Question

Let t be a variable quantity, find the locus of the point (x, y) when
$x=at+b{t}^2$ and $y=bt+a{t}^2.$

Answer 1

Given: $x=at+b{t}^2$ and $y=bt+a{t}^2$

To get the required locus, we are supposed to eliminate 't' from these equations.
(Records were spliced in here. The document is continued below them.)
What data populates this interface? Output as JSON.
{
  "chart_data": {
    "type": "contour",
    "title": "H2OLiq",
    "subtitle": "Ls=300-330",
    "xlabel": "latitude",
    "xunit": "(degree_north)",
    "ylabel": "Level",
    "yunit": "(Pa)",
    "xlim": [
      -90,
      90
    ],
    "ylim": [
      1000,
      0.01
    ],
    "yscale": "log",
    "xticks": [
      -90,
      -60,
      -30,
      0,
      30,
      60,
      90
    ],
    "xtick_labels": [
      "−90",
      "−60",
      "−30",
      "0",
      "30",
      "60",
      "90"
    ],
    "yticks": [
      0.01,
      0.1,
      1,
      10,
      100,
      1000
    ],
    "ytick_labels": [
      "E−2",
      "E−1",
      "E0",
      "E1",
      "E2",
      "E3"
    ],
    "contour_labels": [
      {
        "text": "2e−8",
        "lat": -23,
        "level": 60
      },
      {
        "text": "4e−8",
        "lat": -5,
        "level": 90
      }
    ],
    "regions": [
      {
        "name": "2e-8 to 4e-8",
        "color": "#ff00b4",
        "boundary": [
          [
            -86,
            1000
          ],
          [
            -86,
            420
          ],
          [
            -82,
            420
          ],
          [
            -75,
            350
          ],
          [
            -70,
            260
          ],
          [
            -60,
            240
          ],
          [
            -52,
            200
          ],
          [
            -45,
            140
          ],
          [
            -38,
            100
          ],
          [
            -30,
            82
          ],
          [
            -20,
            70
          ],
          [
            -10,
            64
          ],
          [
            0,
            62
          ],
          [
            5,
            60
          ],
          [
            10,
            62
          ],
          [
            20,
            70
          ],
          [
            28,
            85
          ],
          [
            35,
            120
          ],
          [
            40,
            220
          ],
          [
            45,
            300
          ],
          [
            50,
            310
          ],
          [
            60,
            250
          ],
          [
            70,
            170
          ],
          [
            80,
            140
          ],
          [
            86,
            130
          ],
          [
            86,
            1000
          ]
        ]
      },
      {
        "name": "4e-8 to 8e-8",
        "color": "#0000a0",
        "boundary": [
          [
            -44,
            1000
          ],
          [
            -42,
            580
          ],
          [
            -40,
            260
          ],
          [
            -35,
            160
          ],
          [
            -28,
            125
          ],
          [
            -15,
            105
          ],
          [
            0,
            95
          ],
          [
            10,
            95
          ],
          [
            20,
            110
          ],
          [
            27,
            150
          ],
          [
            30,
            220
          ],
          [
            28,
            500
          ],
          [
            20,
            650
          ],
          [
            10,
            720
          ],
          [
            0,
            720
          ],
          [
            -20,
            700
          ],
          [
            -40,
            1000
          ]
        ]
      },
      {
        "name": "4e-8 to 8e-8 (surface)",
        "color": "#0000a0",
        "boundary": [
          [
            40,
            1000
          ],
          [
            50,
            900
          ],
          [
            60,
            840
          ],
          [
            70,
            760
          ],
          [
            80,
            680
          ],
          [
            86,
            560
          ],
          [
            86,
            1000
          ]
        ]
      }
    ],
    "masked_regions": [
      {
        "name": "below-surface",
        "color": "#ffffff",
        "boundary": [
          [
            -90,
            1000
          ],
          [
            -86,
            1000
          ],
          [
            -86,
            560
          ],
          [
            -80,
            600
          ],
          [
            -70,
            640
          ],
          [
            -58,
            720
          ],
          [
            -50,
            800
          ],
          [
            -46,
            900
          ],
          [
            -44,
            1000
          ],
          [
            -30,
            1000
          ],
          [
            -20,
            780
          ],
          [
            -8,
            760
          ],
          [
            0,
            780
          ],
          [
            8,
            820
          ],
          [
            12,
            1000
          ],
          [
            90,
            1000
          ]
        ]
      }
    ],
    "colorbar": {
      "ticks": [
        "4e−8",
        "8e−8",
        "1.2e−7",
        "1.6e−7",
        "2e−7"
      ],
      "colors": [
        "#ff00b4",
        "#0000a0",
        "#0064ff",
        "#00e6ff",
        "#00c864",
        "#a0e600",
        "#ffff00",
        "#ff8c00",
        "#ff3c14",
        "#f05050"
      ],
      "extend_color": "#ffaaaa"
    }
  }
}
$\Rightarrow$ $x=at+b{t}^2$ ..... $\left(i\right)$

$\Rightarrow$ $y=bt+a{t}^2$ ..... $\left(ii\right)$

Subtracting the eqn $b\times \left(ii\right)$ from $a\times \left(i\right)$, we get

$\Rightarrow$ $ax-by=(a^2-b^2)t$ ..... $I$

Subtracting eqn $b\times \left(i\right)$ from $a\times \left(ii\right)$ gives,

$\Rightarrow$ $ay-bx=(a^2-b^2)t^2$ ...... $II$

Substitute 't' from I in eqn. II

$\Rightarrow$ $ay-bx=(a^2-b^2)(\frac{ax-by}{a^2-b^2}{)}^2$

$\Rightarrow$ $(ax-by{)}^2=(a^2-b^2\left)\right(ay-bx)$

This is the required locus of the point (x,y).